Le caratteristiche principali di cui il precursore deve avvalersi consistono in un'alta tensione di vapore ed una stabilità termica, tale da non decomporre durante la fase di trasporto. La scelta del precursore viene effettuata, naturalmente, in previsione del prodotto che si vuole ottenere, come anche il gas di trasporto.

I principali vantaggi che si hanno nell'uso del processo del CVD si distinguono nell'alta velocità di deposizione, nell'omogeneità e nella purezza dello strato distribuito sul supporto. Inoltre si possono avere delle deposizioni selettive e una produzione su larga scala. gli svantaggi di questa tecnica sono nell'utilizzo di complessi apparati strumentali, controllo del processo, costo elevato delle materie prime (precursori), la tossicità e la disponibilità di alcuni precursori.

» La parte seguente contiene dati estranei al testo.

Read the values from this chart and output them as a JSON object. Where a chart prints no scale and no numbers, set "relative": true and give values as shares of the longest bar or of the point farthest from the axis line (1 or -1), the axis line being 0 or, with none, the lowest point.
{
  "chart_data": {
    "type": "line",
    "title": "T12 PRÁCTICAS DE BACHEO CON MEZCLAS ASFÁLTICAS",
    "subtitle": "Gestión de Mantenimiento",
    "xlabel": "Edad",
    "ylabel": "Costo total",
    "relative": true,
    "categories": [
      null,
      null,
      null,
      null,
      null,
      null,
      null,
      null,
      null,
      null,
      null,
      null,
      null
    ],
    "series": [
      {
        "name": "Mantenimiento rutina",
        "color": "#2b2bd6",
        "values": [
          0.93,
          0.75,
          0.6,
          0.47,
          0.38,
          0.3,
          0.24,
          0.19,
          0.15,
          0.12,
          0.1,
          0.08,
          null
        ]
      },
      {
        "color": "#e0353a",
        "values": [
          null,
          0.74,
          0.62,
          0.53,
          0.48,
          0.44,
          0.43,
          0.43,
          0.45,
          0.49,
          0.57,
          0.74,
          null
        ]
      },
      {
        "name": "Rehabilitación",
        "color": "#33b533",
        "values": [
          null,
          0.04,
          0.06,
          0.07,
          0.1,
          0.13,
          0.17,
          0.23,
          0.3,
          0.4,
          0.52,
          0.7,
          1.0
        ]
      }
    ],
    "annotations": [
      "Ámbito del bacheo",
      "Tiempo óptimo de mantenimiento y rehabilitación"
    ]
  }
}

Le tipologie più comuni di reazioni coinvolte nella tecnica del CVD sono:

  • Pirolisi-decomposizione termica: silicio dal silano a 650°C
SiH4(g) ---> Si(s) + 2H2 (g)
  • Riduzione (spesso in H2): W da alogenuri a 300°C
WF6(g) + 3H2(g) <===> W(s) + 6HF(g)
  • Ossidazione (spesso in O2): SiO2 da silano ed O2 a 450°C
SiH4(g) + O2(g) ---> SiO2(s) + 2H2(g)
  • Formazione di un composto: film resistenti all’usura a 1100°C
BF3(g) + NH3(g) ---> BN(s) + 3HF(g)

Tale tecnica si è rivelata rivoluzionaria per soddisfare le richieste di diamanti, in quanto è un metodo di sintesi del prezioso cristallo. In questa tecnica, una miscela di idrogeno e un gas contenente carbonio, come il metano (CH4) viene decomposta riscaldandola a a 2200 °C, con microonde o un filamento riscaldato. Gli atomi di carbonio si depositano su una lamina (tipicamente di silicio) nella camera di deposizione e formano lentamente un sottile strato di minuscoli diamanti. Le nazioni più attive nella sintesi di diamanti con il CVD sono USA, Russia e Giappone. Le applicazioni vanno dagli utensili di precisione, agli abrasivi, al rivestimento di altoparlanti.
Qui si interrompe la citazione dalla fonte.